Riverhead Memorial Day parade, ceremonies canceled because of weather forecast
Riverhead’s Memorial Day observance was canceled hours before the holiday, silencing a downtown ritual that usually draws veterans, scouts, officials and families to local monuments.

Stormy weather forced Riverhead to cancel its Memorial Day parade and ceremonies just before the holiday, cutting short a long-standing East End ritual that usually brings veterans, civic groups, families and residents downtown to honor those who died in military service. The cancellation came after the observance had been promoted as a rain-or-shine event, a sharp reversal for a tradition that depends on clear skies and volunteer coordination.
The annual parade had been set to begin at 9 a.m. Monday at Osborn Avenue and Pulaski Street. From there, participants were to travel through downtown Riverhead to the World War I monument at Court and West Main streets, then continue to St.
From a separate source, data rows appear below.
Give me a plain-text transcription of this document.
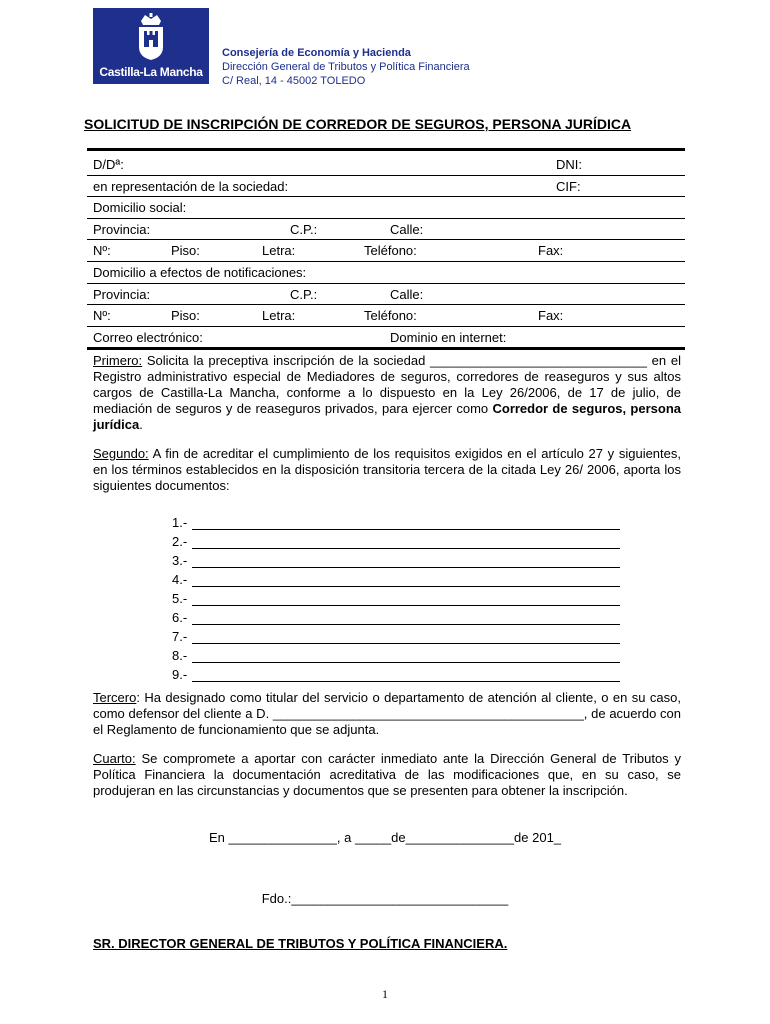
Castilla-La Mancha
Consejería de Economía y Hacienda
Dirección General de Tributos y Política Financiera
C/ Real, 14 - 45002 TOLEDO
SOLICITUD DE INSCRIPCIÓN DE CORREDOR DE SEGUROS, PERSONA JURÍDICA
D/Dª:	DNI:
en representación de la sociedad:	CIF:
Domicilio social:
Provincia:	C.P.:	Calle:
Nº:	Piso:	Letra:	Teléfono:	Fax:
Domicilio a efectos de notificaciones:
Provincia:	C.P.:	Calle:
Nº:	Piso:	Letra:	Teléfono:	Fax:
Correo electrónico:	Dominio en internet:
Primero: Solicita la preceptiva inscripción de la sociedad ______________________________ en el Registro administrativo especial de Mediadores de seguros, corredores de reaseguros y sus altos cargos de Castilla-La Mancha, conforme a lo dispuesto en la Ley 26/2006, de 17 de julio, de mediación de seguros y de reaseguros privados, para ejercer como Corredor de seguros, persona jurídica.
Segundo: A fin de acreditar el cumplimiento de los requisitos exigidos en el artículo 27 y siguientes, en los términos establecidos en la disposición transitoria tercera de la citada Ley 26/ 2006, aporta los siguientes documentos:
1.-
2.-
3.-
4.-
5.-
6.-
7.-
8.-
9.-
Tercero: Ha designado como titular del servicio o departamento de atención al cliente, o en su caso, como defensor del cliente a D. ___________________________________________, de acuerdo con el Reglamento de funcionamiento que se adjunta.
Cuarto: Se compromete a aportar con carácter inmediato ante la Dirección General de Tributos y Política Financiera la documentación acreditativa de las modificaciones que, en su caso, se produjeran en las circunstancias y documentos que se presenten para obtener la inscripción.
En _______________, a _____de_______________de 201_
Fdo.:______________________________
SR. DIRECTOR GENERAL DE TRIBUTOS Y POLÍTICA FINANCIERA.
1
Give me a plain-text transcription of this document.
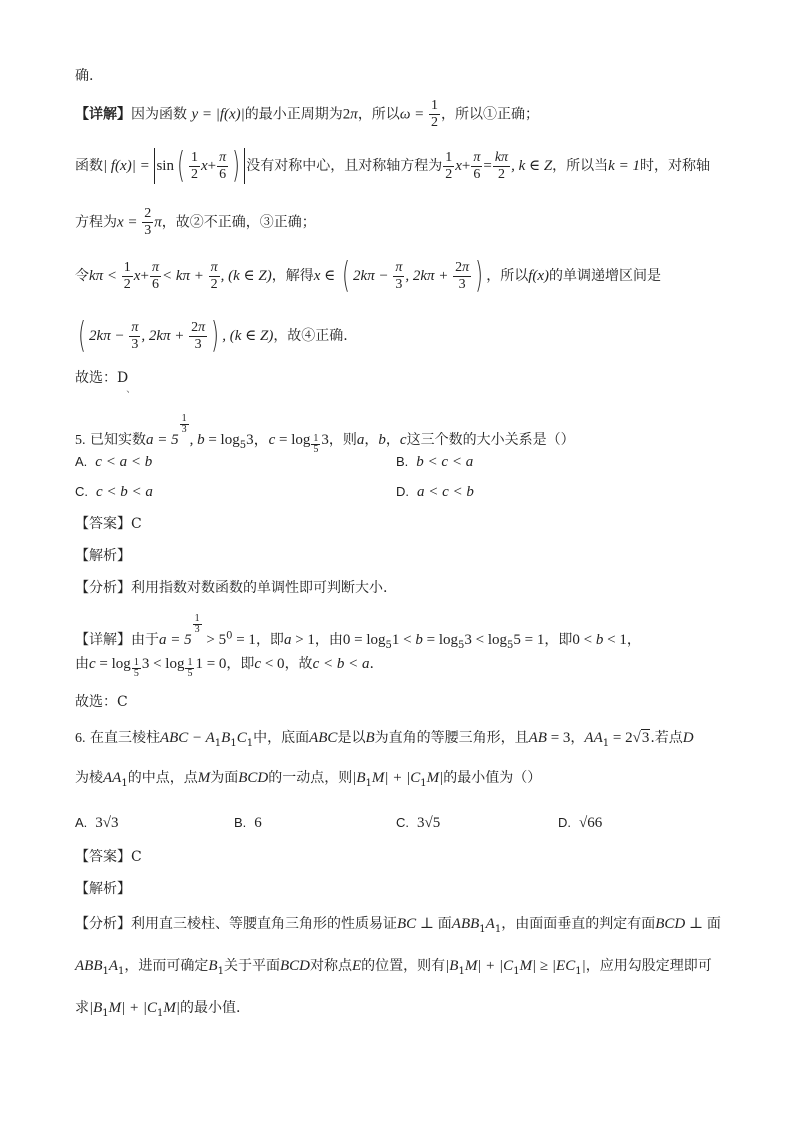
确.
【详解】因为函数 y = |f(x)|的最小正周期为2π，所以$\omega = \frac{1}{2}$ ，所以①正确；
函数| $f(x)| = \sin( \frac{1}{2} x+ \frac{\pi}{6}$ ) 没有对称中心，且对称轴方程为 $\frac{1}{2} x+ \frac{\pi}{6} = \frac{k\pi}{2}$ , k ∈ Z，所以当k = 1时，对称轴
方程为$x = \frac{2}{3}$ π，故②不正确，③正确；
令$k\pi < \frac{1}{2} x+ \frac{\pi}{6} < k\pi + \frac{\pi}{2}$ , (k ∈ Z)，解得x ∈ ( $2k\pi - \frac{\pi}{3}$ , $2k\pi + \frac{2\pi}{3}$ ) ，所以f(x)的单调递增区间是
( $2k\pi - \frac{\pi}{3}$ , $2k\pi + \frac{2\pi}{3}$ ) , (k ∈ Z)，故④正确.
故选：$D_、$
5. 已知实数a = 5
$^{\frac{1}{3}}$
, $b = \log_53$，c = log $_{\frac{1}{5}}$ 3，则a，b，c这三个数的大小关系是（）
A. c < a < b	B. b < c < a
C. c < b < a	D. a < c < b
【答案】C
【解析】
【分析】利用指数对数函数的单调性即可判断大小.
【详解】由于a = 5
$^{\frac{1}{3}}$
> $5^0 = 1$，即a > 1，由$0 = \log_51 < b = \log_53 < \log_55 = 1$，即0 < b < 1，
由c = log $_{\frac{1}{5}}$ 3 < log $_{\frac{1}{5}}$ 1 = 0，即c < 0，故c < b < a.
故选：C
6. 在直三棱柱ABC − $A_1B_1C_1$中，底面ABC是以B为直角的等腰三角形，且AB = 3，$AA_1 = 2√3$.若点D
为棱$AA_1$的中点，点M为面BCD的一动点，则$|B_1M| + |C_1M|$的最小值为（）
A. 3√3	B. 6	C. 3√5	D. √66
【答案】C
【解析】
【分析】利用直三棱柱、等腰直角三角形的性质易证BC ⊥ 面$ABB_1A_1$，由面面垂直的判定有面BCD ⊥ 面
$ABB_1A_1$，进而可确定$B_1$关于平面BCD对称点E的位置，则有$|B_1M| + |C_1M| \ge |EC_1|$，应用勾股定理即可
求$|B_1M| + |C_1M|$的最小值.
John’s Cemetery, Riverhead Cemetery and the War Memorial at Pulaski Street School. The route ties together some of the town’s most visible places of remembrance, turning Memorial Day into a procession through Riverhead’s civic landscape.

The Riverhead Combined Veterans Committee organizes the observance, which has long served as more than a parade. In a typical year, the ceremonies create a public moment for the county’s veterans and for residents who gather to mark the holiday together. Last year’s Riverhead Memorial Day observance drew veterans groups, elected officials, fire, police and emergency medical services, Riverhead High School NJROTC, Scout troops and other local residents, showing how deeply rooted the event is in the town’s civic life.
This year’s cancellation changed that in a matter of hours. For veterans and families who treat Memorial Day as a shared act of remembrance, the loss is not just logistical. It removes the downtown procession, the cemetery stops and the public gathering that help anchor the holiday in Riverhead’s community memory. Without the parade, residents were left to mark the day in quieter ways, away from the monuments and streets where the town usually comes together.

The weather also placed Riverhead in a wider regional pattern. Across the Northeast, wet conditions forced other Memorial Day parades off the calendar, and storm systems were disrupting holiday plans for millions along the East Coast. In Suffolk County, where Memorial Day weekend often doubles as both the start of summer and a solemn day of tribute, the cancellation underscored how quickly a forecast can alter a civic ritual that many families count on year after year.